He’s the President of the United States, not a royal figure head with nothing to do. He has a job and it’s not the principal of a school. He’s not running for office yet he just wasted a day touring a factory in Cleveland when we have real problems in this country. He let the health care debate spin out of control to the detriment of his own party setting the whole process back.
It gets old when a President who chastises private jets for CEO’s drives around the country in a 747 giving speeches to children and factory workers. He’s accomplished nothing in a year.
I trust you’ll compose the same rant for every president who has ever made public appearances while in office. You’d better get busy; you only have 43 more to go (ok, 42, you can just do 1 for Grover Cleveland).
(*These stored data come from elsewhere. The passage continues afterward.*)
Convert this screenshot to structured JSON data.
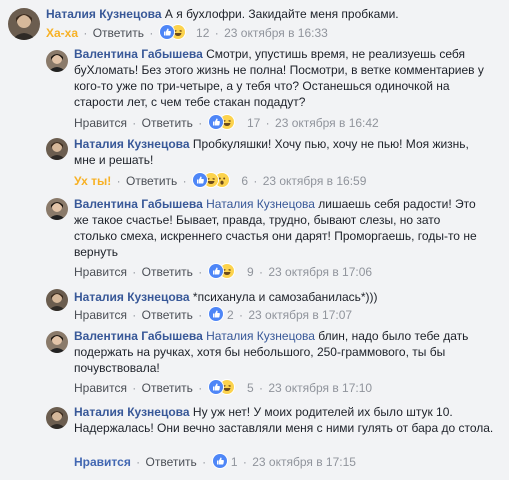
{
  "comments": [
    {
      "author": "Наталия Кузнецова",
      "text": " А я бухлофри. Закидайте меня пробками.",
      "reaction_label": "Ха-ха",
      "reply": "Ответить",
      "count": "12",
      "time": "23 октября в 16:33"
    },
    {
      "author": "Валентина Габышева",
      "text": " Смотри, упустишь время, не реализуешь себя буХломать! Без этого жизнь не полна! Посмотри, в ветке комментариев у кого-то уже по три-четыре, а у тебя что? Останешься одиночкой на старости лет, с чем тебе стакан подадут?",
      "like": "Нравится",
      "reply": "Ответить",
      "count": "17",
      "time": "23 октября в 16:42"
    },
    {
      "author": "Наталия Кузнецова",
      "text": " Пробкуляшки! Хочу пью, хочу не пью! Моя жизнь, мне и решать!",
      "reaction_label": "Ух ты!",
      "reply": "Ответить",
      "count": "6",
      "time": "23 октября в 16:59"
    },
    {
      "author": "Валентина Габышева",
      "mention": "Наталия Кузнецова",
      "text": " лишаешь себя радости! Это же такое счастье! Бывает, правда, трудно, бывают слезы, но зато столько смеха, искреннего счастья они дарят! Проморгаешь, годы-то не вернуть",
      "like": "Нравится",
      "reply": "Ответить",
      "count": "9",
      "time": "23 октября в 17:06"
    },
    {
      "author": "Наталия Кузнецова",
      "text": " *психанула и самозабанилась*)))",
      "like": "Нравится",
      "reply": "Ответить",
      "count": "2",
      "time": "23 октября в 17:07"
    },
    {
      "author": "Валентина Габышева",
      "mention": "Наталия Кузнецова",
      "text": " блин, надо было тебе дать подержать на ручках, хотя бы небольшого, 250-граммового, ты бы почувствовала!",
      "like": "Нравится",
      "reply": "Ответить",
      "count": "5",
      "time": "23 октября в 17:10"
    },
    {
      "author": "Наталия Кузнецова",
      "text": " Ну уж нет! У моих родителей их было штук 10. Надержалась! Они вечно заставляли меня с ними гулять от бара до стола.",
      "like": "Нравится",
      "reply": "Ответить",
      "count": "1",
      "time": "23 октября в 17:15"
    }
  ],
  "colors": {
    "author": "#385898",
    "meta": "#90949c",
    "haha_label": "#f7b125",
    "like_active": "#4267b2",
    "background": "#f2f3f5"
  },
  "icons": {
    "like": "like-icon",
    "haha": "haha-icon",
    "wow": "wow-icon"
  }
}
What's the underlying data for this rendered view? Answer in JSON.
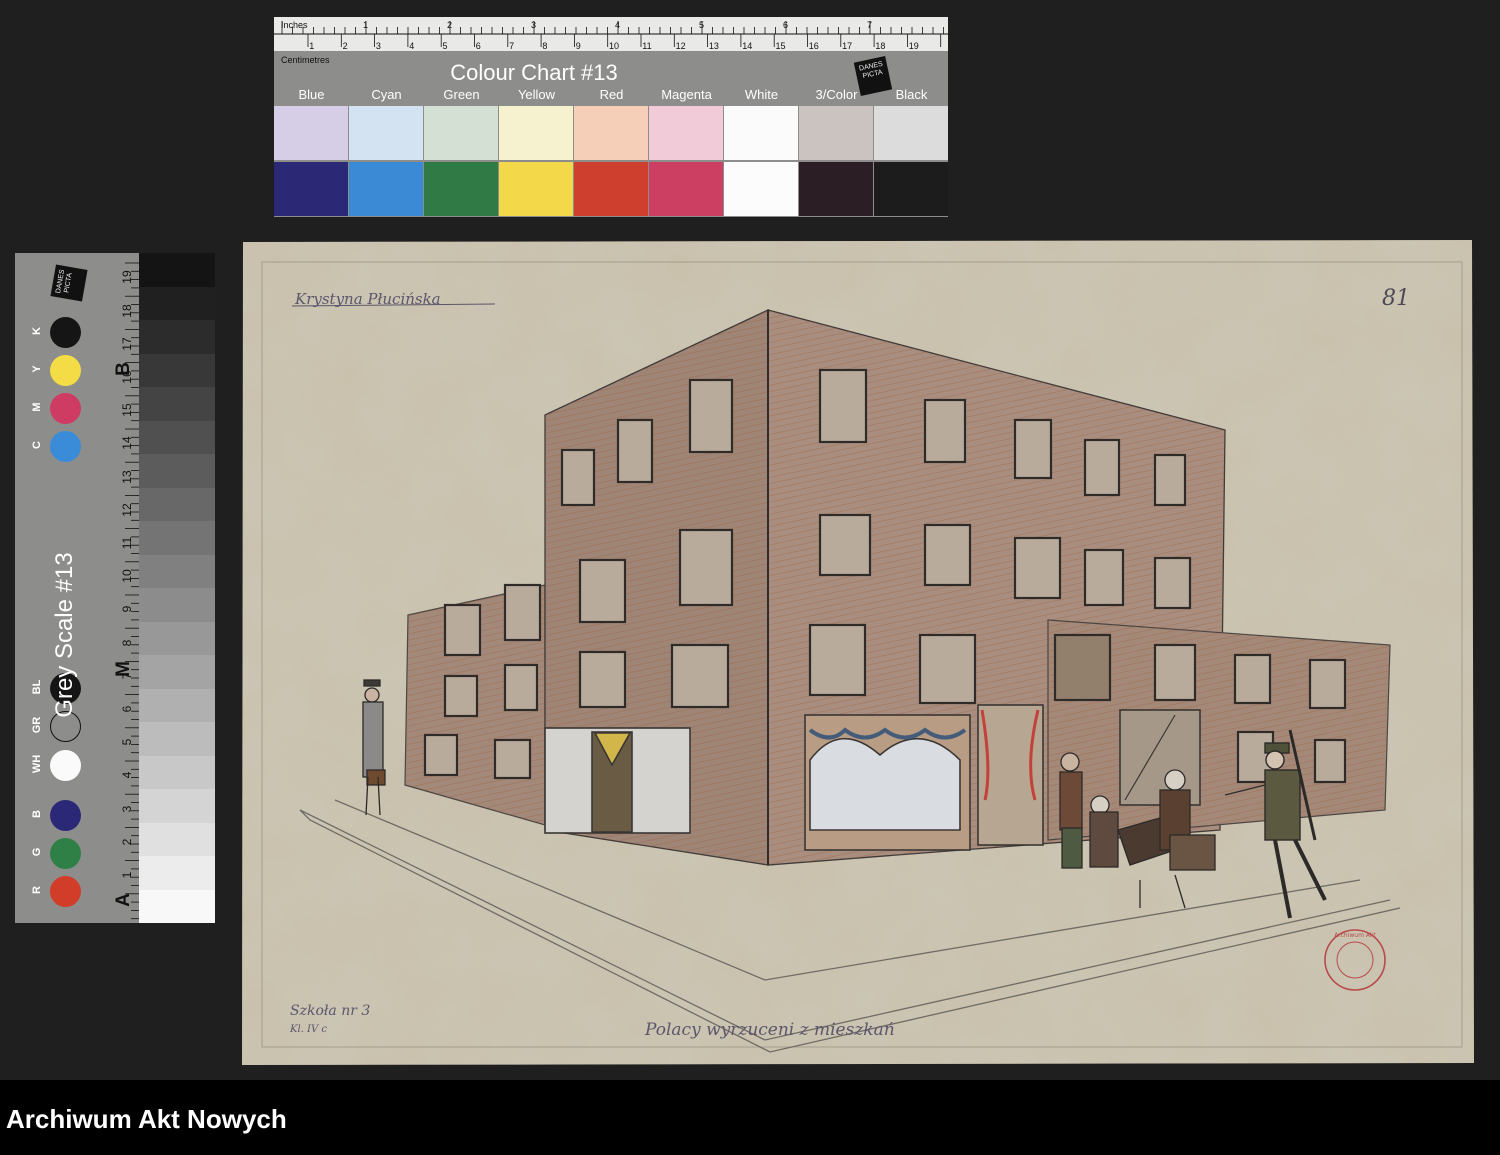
{
  "colour_chart": {
    "title": "Colour Chart #13",
    "ruler_inches_label": "Inches",
    "ruler_cm_label": "Centimetres",
    "logo": "DANES PICTA",
    "labels": [
      "Blue",
      "Cyan",
      "Green",
      "Yellow",
      "Red",
      "Magenta",
      "White",
      "3/Color",
      "Black"
    ],
    "light_colors": [
      "#d6cde6",
      "#d4e3f1",
      "#d3e0d3",
      "#f6f2cf",
      "#f5cfb8",
      "#f2cbd8",
      "#fbfbfb",
      "#cbc3c0",
      "#dcdcdc"
    ],
    "dark_colors": [
      "#2b2876",
      "#3a8ad6",
      "#2f7a45",
      "#f3d84a",
      "#cf3f2d",
      "#cc3f63",
      "#fcfcfc",
      "#2b1f25",
      "#1c1c1c"
    ]
  },
  "grey_scale": {
    "title": "Grey Scale #13",
    "logo": "DANES PICTA",
    "letters": [
      "A",
      "M",
      "B"
    ],
    "dots": [
      {
        "label": "K",
        "color": "#151515"
      },
      {
        "label": "Y",
        "color": "#f3dc45"
      },
      {
        "label": "M",
        "color": "#cf3c63"
      },
      {
        "label": "C",
        "color": "#3b8cd8"
      },
      {
        "label": "BL",
        "color": "#151515"
      },
      {
        "label": "GR",
        "color": "#8d8d8b"
      },
      {
        "label": "WH",
        "color": "#fafafa"
      },
      {
        "label": "B",
        "color": "#2b2878"
      },
      {
        "label": "G",
        "color": "#2e8046"
      },
      {
        "label": "R",
        "color": "#d23d2a"
      }
    ]
  },
  "drawing": {
    "signature": "Krystyna Płucińska",
    "page_number": "81",
    "school_line1": "Szkoła nr 3",
    "school_line2": "Kl. IV c",
    "caption": "Polacy wyrzuceni z mieszkań",
    "stamp": "Archiwum Akt"
  },
  "footer": {
    "text": "Archiwum Akt Nowych"
  }
}
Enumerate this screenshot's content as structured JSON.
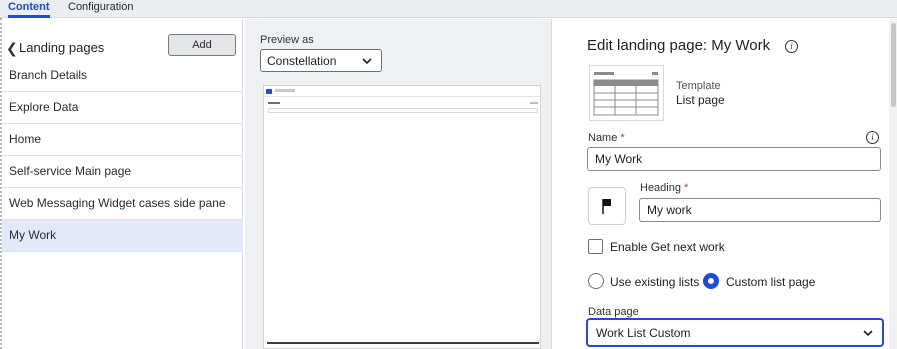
{
  "tabs": [
    {
      "label": "Content",
      "active": true
    },
    {
      "label": "Configuration",
      "active": false
    }
  ],
  "landing_pages": {
    "title": "Landing pages",
    "add_label": "Add",
    "items": [
      {
        "label": "Branch Details",
        "selected": false
      },
      {
        "label": "Explore Data",
        "selected": false
      },
      {
        "label": "Home",
        "selected": false
      },
      {
        "label": "Self-service Main page",
        "selected": false
      },
      {
        "label": "Web Messaging Widget cases side pane",
        "selected": false
      },
      {
        "label": "My Work",
        "selected": true
      }
    ]
  },
  "preview": {
    "label": "Preview as",
    "selected": "Constellation"
  },
  "editor": {
    "title": "Edit landing page: My Work",
    "template_label": "Template",
    "template_value": "List page",
    "name_label": "Name",
    "name_value": "My Work",
    "heading_label": "Heading",
    "heading_value": "My work",
    "required_mark": "*",
    "enable_get_next_label": "Enable Get next work",
    "enable_get_next_checked": false,
    "radio_existing_label": "Use existing lists",
    "radio_custom_label": "Custom list page",
    "selected_radio": "custom",
    "data_page_label": "Data page",
    "data_page_value": "Work List Custom"
  },
  "colors": {
    "accent": "#1f4bd8",
    "selected_row": "#e3e9f8",
    "preview_bg": "#eef0f4",
    "required": "#c0392b"
  }
}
Ok, Don Quixote. Good luck in your crusade to keep politicians from appearing in public. Not for nothing, but I think you’ve got a pretty long row to hoe.
You can’t use absolutes as an argument. I never said that Presidents shouldn’t make public appearances. There should be a purpose for the use of someone’s professional time. These events cost money and take up time. I’ll ask again, what was accomplished by touring a factory and a school?
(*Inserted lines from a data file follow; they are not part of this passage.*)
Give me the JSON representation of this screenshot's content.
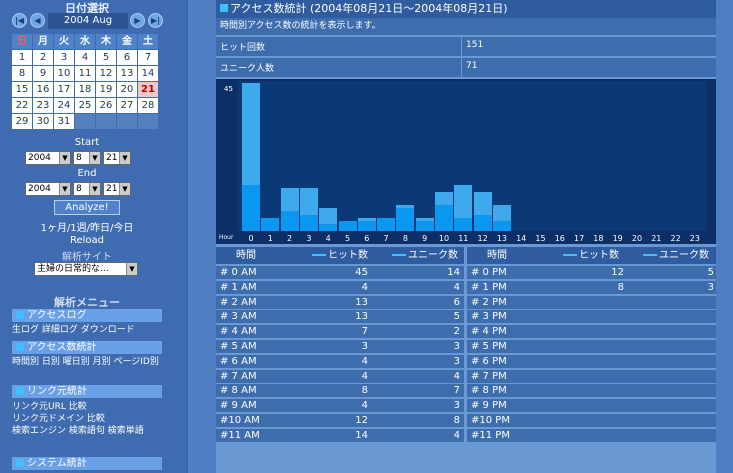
{
  "sidebar": {
    "cal_title": "日付選択",
    "nav": {
      "first": "|◀",
      "prev": "◀",
      "next": "▶",
      "last": "▶|"
    },
    "month": "2004 Aug",
    "weekdays": [
      "日",
      "月",
      "火",
      "水",
      "木",
      "金",
      "土"
    ],
    "weeks": [
      [
        "1",
        "2",
        "3",
        "4",
        "5",
        "6",
        "7"
      ],
      [
        "8",
        "9",
        "10",
        "11",
        "12",
        "13",
        "14"
      ],
      [
        "15",
        "16",
        "17",
        "18",
        "19",
        "20",
        "21"
      ],
      [
        "22",
        "23",
        "24",
        "25",
        "26",
        "27",
        "28"
      ],
      [
        "29",
        "30",
        "31",
        "",
        "",
        "",
        ""
      ]
    ],
    "today": "21",
    "start_label": "Start",
    "end_label": "End",
    "start": {
      "year": "2004",
      "month": "8",
      "day": "21"
    },
    "end": {
      "year": "2004",
      "month": "8",
      "day": "21"
    },
    "analyze": "Analyze!",
    "range_links": "1ヶ月/1週/昨日/今日",
    "reload": "Reload",
    "site_label": "解析サイト",
    "site_value": "主婦の日常的な...",
    "menu_title": "解析メニュー",
    "menus": [
      {
        "title": "アクセスログ",
        "links": "生ログ 詳細ログ ダウンロード"
      },
      {
        "title": "アクセス数統計",
        "links": "時間別 日別 曜日別 月別 ページID別"
      },
      {
        "title": "リンク元統計",
        "links": "リンク元URL 比較\nリンク元ドメイン 比較\n検索エンジン 検索語句 検索単語"
      },
      {
        "title": "システム統計",
        "links": ""
      }
    ]
  },
  "main": {
    "title": "アクセス数統計 (2004年08月21日～2004年08月21日)",
    "description": "時間別アクセス数の統計を表示します。",
    "summary": [
      {
        "label": "ヒット回数",
        "value": "151"
      },
      {
        "label": "ユニーク人数",
        "value": "71"
      }
    ],
    "table_headers": {
      "time": "時間",
      "hits": "ヒット数",
      "unique": "ユニーク数"
    },
    "am_rows": [
      {
        "time": "# 0 AM",
        "hits": "45",
        "unique": "14"
      },
      {
        "time": "# 1 AM",
        "hits": "4",
        "unique": "4"
      },
      {
        "time": "# 2 AM",
        "hits": "13",
        "unique": "6"
      },
      {
        "time": "# 3 AM",
        "hits": "13",
        "unique": "5"
      },
      {
        "time": "# 4 AM",
        "hits": "7",
        "unique": "2"
      },
      {
        "time": "# 5 AM",
        "hits": "3",
        "unique": "3"
      },
      {
        "time": "# 6 AM",
        "hits": "4",
        "unique": "3"
      },
      {
        "time": "# 7 AM",
        "hits": "4",
        "unique": "4"
      },
      {
        "time": "# 8 AM",
        "hits": "8",
        "unique": "7"
      },
      {
        "time": "# 9 AM",
        "hits": "4",
        "unique": "3"
      },
      {
        "time": "#10 AM",
        "hits": "12",
        "unique": "8"
      },
      {
        "time": "#11 AM",
        "hits": "14",
        "unique": "4"
      }
    ],
    "pm_rows": [
      {
        "time": "# 0 PM",
        "hits": "12",
        "unique": "5"
      },
      {
        "time": "# 1 PM",
        "hits": "8",
        "unique": "3"
      },
      {
        "time": "# 2 PM",
        "hits": "",
        "unique": ""
      },
      {
        "time": "# 3 PM",
        "hits": "",
        "unique": ""
      },
      {
        "time": "# 4 PM",
        "hits": "",
        "unique": ""
      },
      {
        "time": "# 5 PM",
        "hits": "",
        "unique": ""
      },
      {
        "time": "# 6 PM",
        "hits": "",
        "unique": ""
      },
      {
        "time": "# 7 PM",
        "hits": "",
        "unique": ""
      },
      {
        "time": "# 8 PM",
        "hits": "",
        "unique": ""
      },
      {
        "time": "# 9 PM",
        "hits": "",
        "unique": ""
      },
      {
        "time": "#10 PM",
        "hits": "",
        "unique": ""
      },
      {
        "time": "#11 PM",
        "hits": "",
        "unique": ""
      }
    ]
  },
  "chart_data": {
    "type": "bar",
    "ymax_label": "45",
    "xlabel": "Hour",
    "ylim": [
      0,
      45
    ],
    "categories": [
      "0",
      "1",
      "2",
      "3",
      "4",
      "5",
      "6",
      "7",
      "8",
      "9",
      "10",
      "11",
      "12",
      "13",
      "14",
      "15",
      "16",
      "17",
      "18",
      "19",
      "20",
      "21",
      "22",
      "23"
    ],
    "series": [
      {
        "values": [
          45,
          4,
          13,
          13,
          7,
          3,
          4,
          4,
          8,
          4,
          12,
          14,
          12,
          8,
          0,
          0,
          0,
          0,
          0,
          0,
          0,
          0,
          0,
          0
        ]
      },
      {
        "values": [
          14,
          4,
          6,
          5,
          2,
          3,
          3,
          4,
          7,
          3,
          8,
          4,
          5,
          3,
          0,
          0,
          0,
          0,
          0,
          0,
          0,
          0,
          0,
          0
        ]
      }
    ],
    "colors": [
      "#3fa9ee",
      "#0a97f0"
    ]
  }
}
I has, stuff, in it. I can’t say more right now, men in black suits are already knocking on my door. Send me a private message and just pray it’s not too late!
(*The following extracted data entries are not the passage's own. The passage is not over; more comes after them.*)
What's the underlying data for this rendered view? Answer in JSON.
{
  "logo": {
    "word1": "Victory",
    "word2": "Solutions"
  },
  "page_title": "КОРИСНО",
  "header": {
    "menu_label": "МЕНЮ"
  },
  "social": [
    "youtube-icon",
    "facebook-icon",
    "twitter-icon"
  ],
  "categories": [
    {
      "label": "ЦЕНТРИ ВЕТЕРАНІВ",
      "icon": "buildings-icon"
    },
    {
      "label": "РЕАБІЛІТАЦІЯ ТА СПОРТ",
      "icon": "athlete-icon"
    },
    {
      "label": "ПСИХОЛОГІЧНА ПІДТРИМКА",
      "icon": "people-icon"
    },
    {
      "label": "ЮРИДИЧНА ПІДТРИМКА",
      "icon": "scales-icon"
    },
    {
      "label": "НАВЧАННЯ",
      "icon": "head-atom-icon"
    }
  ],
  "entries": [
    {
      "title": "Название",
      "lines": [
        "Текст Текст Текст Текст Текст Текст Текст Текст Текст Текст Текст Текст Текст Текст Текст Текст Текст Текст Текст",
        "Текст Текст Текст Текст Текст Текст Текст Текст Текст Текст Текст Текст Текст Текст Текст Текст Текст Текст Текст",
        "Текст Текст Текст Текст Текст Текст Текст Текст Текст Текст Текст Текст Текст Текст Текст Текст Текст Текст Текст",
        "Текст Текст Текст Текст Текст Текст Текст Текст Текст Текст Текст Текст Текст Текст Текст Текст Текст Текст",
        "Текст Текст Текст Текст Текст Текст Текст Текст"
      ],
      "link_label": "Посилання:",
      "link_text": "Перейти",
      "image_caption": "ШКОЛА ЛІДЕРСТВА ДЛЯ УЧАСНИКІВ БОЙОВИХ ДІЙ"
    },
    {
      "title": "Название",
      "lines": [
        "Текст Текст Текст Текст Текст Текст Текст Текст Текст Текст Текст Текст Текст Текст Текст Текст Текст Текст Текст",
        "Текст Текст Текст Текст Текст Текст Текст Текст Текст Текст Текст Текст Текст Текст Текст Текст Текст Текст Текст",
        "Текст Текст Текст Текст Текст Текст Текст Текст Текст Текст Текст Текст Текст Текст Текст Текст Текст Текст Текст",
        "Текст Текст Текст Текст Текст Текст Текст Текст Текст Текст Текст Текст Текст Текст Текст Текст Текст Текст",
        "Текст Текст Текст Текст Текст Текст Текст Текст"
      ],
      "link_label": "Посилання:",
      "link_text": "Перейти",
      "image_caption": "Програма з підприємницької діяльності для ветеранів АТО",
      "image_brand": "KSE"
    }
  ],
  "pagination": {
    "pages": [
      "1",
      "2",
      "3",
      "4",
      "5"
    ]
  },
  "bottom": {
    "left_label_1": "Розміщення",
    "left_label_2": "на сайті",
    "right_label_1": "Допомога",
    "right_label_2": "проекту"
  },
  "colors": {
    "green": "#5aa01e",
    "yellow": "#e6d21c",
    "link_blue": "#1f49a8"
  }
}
Like oh em gee did you hear what the prez did? He was like totally using a teleprompter in front of the press! Like I just about died when I heard that!
I think ubiquitous teleprompters are a sign of our “new technological age”. You say something, it’s instantly out there to (potentially) millions of people.Technology has transformed everyone with a mobile phone into a potential news reporter with a global reach. It makes sense that as the potential grows for instant transmision of every word uttered, so does the necessity of carefully scripted appearences (however seemingly small and inconsequential).
If every single word I said was going to be broadcast instantly all over the world, you bet your bippy I’d be using a teleprompter, too. And I don’t even have anything to lose.